Он ждал у основания лестниц, положив руку на перила и смотря вверх. Выглядя невероятно. Высокий, тёмный и с именно тем привкусом опасности, который я нахожу столь вызывающим привыкание. Стоящий там, как будто мы на свидание собрались или типа того. Меня тут же атаковали противоречивые эмоции.
Мне снилось, как я вижу его вновь стоящим там, где-нибудь ещё, да где угодно в моем мире. И я была так чертовски зла, что не могла постичь всю сложность этого. Я достаточно умна, чтобы понимать, что в плане эмоций я могу быть такой же близорукой, как мистер Магу[36]. Чем важнее для меня что-либо, тем меньше я понимаю, что испытываю по этому поводу. Мак обычно помогала мне с этим. В сотый раз я пожалела, что её здесь нет, чтобы поговорить с ней. Я так сильно по ней скучала.

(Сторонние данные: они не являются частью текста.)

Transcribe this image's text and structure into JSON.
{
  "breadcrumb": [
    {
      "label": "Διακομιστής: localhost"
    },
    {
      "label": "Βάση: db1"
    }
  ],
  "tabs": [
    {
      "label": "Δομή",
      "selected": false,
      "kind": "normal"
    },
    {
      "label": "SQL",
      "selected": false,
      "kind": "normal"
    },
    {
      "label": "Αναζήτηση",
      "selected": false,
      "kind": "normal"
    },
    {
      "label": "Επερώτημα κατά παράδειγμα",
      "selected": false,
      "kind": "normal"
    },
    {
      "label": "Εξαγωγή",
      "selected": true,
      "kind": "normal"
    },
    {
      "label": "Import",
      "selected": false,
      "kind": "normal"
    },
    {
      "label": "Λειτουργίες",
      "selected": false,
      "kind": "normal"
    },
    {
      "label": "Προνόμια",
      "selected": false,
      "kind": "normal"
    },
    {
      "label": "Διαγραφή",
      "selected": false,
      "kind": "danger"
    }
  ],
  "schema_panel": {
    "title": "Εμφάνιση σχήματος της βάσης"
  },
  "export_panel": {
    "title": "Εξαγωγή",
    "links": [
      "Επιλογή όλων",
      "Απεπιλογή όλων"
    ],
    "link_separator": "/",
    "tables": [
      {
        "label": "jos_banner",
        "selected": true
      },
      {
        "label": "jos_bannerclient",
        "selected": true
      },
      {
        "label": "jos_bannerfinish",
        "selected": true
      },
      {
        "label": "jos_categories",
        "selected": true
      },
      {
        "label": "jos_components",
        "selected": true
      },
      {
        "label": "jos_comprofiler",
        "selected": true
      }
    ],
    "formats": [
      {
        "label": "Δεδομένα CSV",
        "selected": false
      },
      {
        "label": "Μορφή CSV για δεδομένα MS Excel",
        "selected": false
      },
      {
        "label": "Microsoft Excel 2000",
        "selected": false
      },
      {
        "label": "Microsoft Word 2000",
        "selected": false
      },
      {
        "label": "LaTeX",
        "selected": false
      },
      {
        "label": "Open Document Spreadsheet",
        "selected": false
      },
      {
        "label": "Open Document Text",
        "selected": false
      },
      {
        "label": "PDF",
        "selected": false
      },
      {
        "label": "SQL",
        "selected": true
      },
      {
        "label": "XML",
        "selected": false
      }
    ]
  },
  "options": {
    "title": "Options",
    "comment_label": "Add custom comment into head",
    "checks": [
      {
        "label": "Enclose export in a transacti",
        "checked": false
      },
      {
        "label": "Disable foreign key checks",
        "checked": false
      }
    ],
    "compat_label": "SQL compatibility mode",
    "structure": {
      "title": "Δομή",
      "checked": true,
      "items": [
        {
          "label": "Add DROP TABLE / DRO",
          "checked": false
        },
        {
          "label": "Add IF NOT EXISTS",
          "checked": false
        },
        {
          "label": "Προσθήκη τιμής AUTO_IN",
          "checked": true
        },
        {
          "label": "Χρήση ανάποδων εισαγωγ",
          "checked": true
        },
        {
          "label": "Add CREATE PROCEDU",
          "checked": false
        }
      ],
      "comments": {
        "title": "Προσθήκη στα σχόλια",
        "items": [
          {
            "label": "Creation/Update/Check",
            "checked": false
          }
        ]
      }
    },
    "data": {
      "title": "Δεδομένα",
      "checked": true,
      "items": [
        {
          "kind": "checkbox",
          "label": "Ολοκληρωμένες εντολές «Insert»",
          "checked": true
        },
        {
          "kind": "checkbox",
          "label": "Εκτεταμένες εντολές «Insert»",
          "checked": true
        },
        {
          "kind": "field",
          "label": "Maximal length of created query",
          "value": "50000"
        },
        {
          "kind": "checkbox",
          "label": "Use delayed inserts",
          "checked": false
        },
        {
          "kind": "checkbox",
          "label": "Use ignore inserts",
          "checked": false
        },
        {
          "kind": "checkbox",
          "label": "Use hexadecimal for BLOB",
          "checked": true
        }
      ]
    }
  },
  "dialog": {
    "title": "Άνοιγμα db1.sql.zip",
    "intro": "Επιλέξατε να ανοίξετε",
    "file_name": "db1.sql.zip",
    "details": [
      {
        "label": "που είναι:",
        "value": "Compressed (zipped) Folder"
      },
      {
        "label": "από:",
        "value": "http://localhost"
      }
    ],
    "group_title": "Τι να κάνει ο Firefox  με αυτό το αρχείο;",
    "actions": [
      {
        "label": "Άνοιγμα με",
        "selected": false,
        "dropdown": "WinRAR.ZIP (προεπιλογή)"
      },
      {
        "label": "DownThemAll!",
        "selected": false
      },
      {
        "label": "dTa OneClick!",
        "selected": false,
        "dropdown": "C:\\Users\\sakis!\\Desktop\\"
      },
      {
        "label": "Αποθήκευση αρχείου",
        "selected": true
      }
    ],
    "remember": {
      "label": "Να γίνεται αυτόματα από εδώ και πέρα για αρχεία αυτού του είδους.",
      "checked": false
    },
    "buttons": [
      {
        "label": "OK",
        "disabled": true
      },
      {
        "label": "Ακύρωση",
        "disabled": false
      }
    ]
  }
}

— Ты мог бы подождать в машине, — безучастно сказала я.
— Я, черт подери, прекрасно знаю, что я могу, а что не могу, и не надо мне тут Джада-голоса. Сегодня я пришёл увидеться с Дэни.
Риодан красив. Не как Бэрронс, который красив в совершенно несовершенной манере, куда более животной, нежели мужской. В Бэрронсе первым делом видишь зверя. В Риодане на него приходится охотиться, он облекает свою животную форму в безупречно человеческую кожу, до мельчайших деталей прекрасно осознавая, как каждый атом его существа соотносится с миром вокруг него. Он обладает обострённым, совершенным осознанием, которому я завидую и подражаю. Он — жидкая грация, когда он движется. Я чертовски близка к этому. Я восхищалась им с первого дня нашей встречи. Изучала его, когда он за мной не наблюдал. Однажды я провела восемь адских часов взаперти в его офисе — наблюдала, как его тёмная голова склонилась над бумажной работой, поглощала каждую деталь его профиля, пыталась придумать какой-нибудь способ разбить это бесчеловечное спокойствие и грацию, заставить это сдержанное лицо взорваться безудержными эмоциями. Заставить его вести себя так, как я сама всегда чувствовала себя рядом с ним.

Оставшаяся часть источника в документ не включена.